Henry VIII's Art Deco Palace

As winter slowly creeps back into its icy lair and tree buds tentatively thicken, hope seeps into the newborn warmth of the air as we all wait for spring. Snowdrops hang their heads as the Daffodils start to take charge and perch on the edge of bloom. And every year at this time I get excited as not only is it my birthday in a few days but it is lighter when I leave work and I know that the time will come when I can leave the house with only a cardigan for warmth. I start to leave the husk of my winter hibernation and I look forward to the colour, smells and lushness of spring. The thought of soon being able to read a book in the park is simply too much excitement.

So, to take my mind off warm fantasies I am currently reading Henry: Virtuous Prince by David Starkey (with a frightful cover design). So far, I cannot put it down. Starkey writes in an incredibly accessible way. I have, perhaps a misplaced notion that non-fiction is often dry and laborious but this is a real page turner.
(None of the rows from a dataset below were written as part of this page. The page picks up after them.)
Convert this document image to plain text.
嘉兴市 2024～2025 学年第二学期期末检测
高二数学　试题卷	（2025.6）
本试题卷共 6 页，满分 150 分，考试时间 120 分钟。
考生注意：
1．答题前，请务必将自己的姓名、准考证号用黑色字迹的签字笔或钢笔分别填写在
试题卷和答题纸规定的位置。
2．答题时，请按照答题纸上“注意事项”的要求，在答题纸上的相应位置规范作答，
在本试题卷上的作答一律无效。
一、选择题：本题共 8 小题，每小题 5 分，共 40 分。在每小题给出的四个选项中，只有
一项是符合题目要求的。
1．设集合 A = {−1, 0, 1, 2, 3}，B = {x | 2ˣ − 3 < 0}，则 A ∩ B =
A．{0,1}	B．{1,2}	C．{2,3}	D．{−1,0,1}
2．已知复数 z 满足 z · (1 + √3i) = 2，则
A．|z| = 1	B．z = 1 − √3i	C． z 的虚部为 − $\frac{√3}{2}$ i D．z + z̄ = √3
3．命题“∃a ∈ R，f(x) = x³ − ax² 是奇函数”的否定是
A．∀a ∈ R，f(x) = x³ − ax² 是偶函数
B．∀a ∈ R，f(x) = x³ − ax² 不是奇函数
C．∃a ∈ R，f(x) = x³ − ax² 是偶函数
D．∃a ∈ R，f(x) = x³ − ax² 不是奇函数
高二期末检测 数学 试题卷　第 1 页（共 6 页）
It has also reminded me of one of my favourite places in London. Eltham Palace was Henry VIII's childhood home. Now owned by English Heritage, the ruined medieval palace was bought by the millionaires Stephen and Virginia Courtauld who built an extraordinarily stunning Art Deco mansion on the site. The original Great Hall exists and medieval and Art Deco architecture sit side by side and work together to present an outstanding and unique palace.
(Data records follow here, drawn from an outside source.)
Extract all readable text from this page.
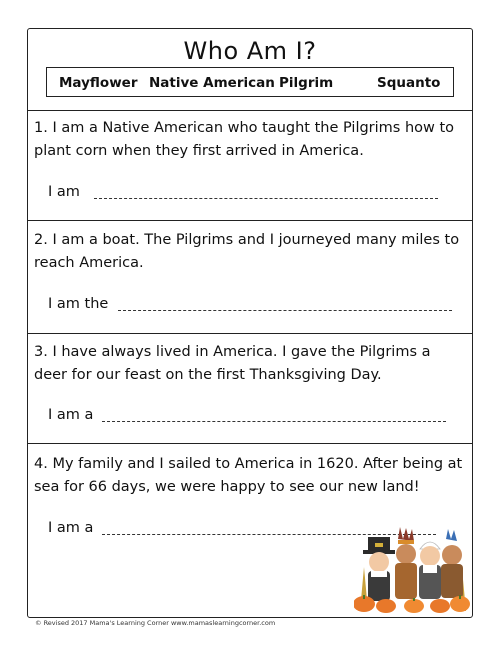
Who Am I?
Mayflower Native American Pilgrim	Squanto
1. I am a Native American who taught the Pilgrims how to plant corn when they first arrived in America.
I am
2. I am a boat. The Pilgrims and I journeyed many miles to reach America.
I am the
3. I have always lived in America. I gave the Pilgrims a deer for our feast on the first Thanksgiving Day.
I am a
4. My family and I sailed to America in 1620. After being at sea for 66 days, we were happy to see our new land!
I am a
© Revised 2017 Mama's Learning Corner www.mamaslearningcorner.com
The entrance to the Art Deco palace.

The Courtaulds turned the ruined moat into a lawn.

The medieval Great Hall, built by Edward IV in the 1470s

You may recognise the entrance hall from the recent film of
I Capture the Castle

Virginia's Boudoir

The ornate Art Deco interior is beautiful but my favourite room was Stephen's bathroom. I love the pattern on these curtains and the colours of the leaves against the blue tiles. The simplicity of his choice of decor is both striking and comforting. In contrast, Virginia's bathroom was covered in gold mosaic tiles, containted a Grecian statue and boasted a rather large mirror framed with lightbulbs.
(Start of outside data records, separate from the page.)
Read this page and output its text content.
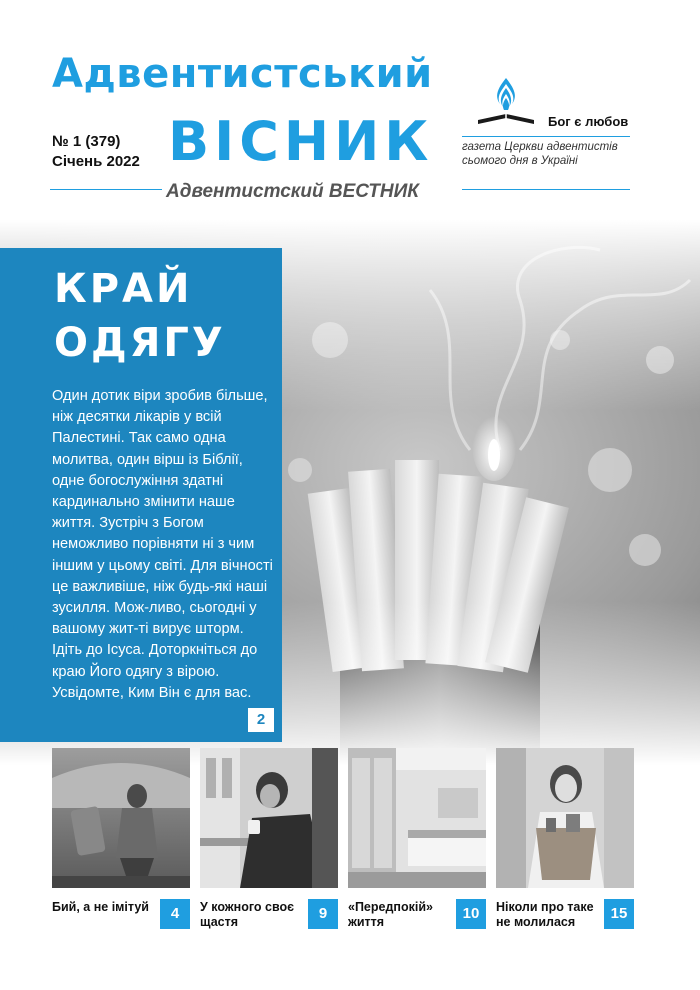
Адвентистський
№ 1 (379)
Січень 2022 ВІСНИК
Адвентистский ВЕСТНИК
Бог є любов
газета Церкви адвентистів сьомого дня в Україні
КРАЙ
ОДЯГУ
Один дотик віри зробив більше, ніж десятки лікарів у всій Палестині. Так само одна молитва, один вірш із Біблії, одне богослужіння здатні кардинально змінити наше життя. Зустріч з Богом неможливо порівняти ні з чим іншим у цьому світі. Для вічності це важливіше, ніж будь-які наші зусилля. Мож-ливо, сьогодні у вашому жит-ті вирує шторм. Ідіть до Ісуса. Доторкніться до краю Його одягу з вірою. Усвідомте, Ким Він є для вас.
2
Бий, а не імітуй	4	У кожного своє щастя	9	«Передпокій» життя	10	Ніколи про таке не молилася	15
Before I return to my longing for the warmth of spring I have to announce the winner of the copy of Iris Murdoch's The Book and the Brotherhood that Random House kindly gave me to offer for my book giveaway. I am pleased to let Hannah Stoneham know that she is the winner! Just email me with your address and I will pop it in the post. Thank you to everyone who entered - I hope that some of you will go out and read an Iris Murdoch - perhaps in the warmth of the sun in your local park?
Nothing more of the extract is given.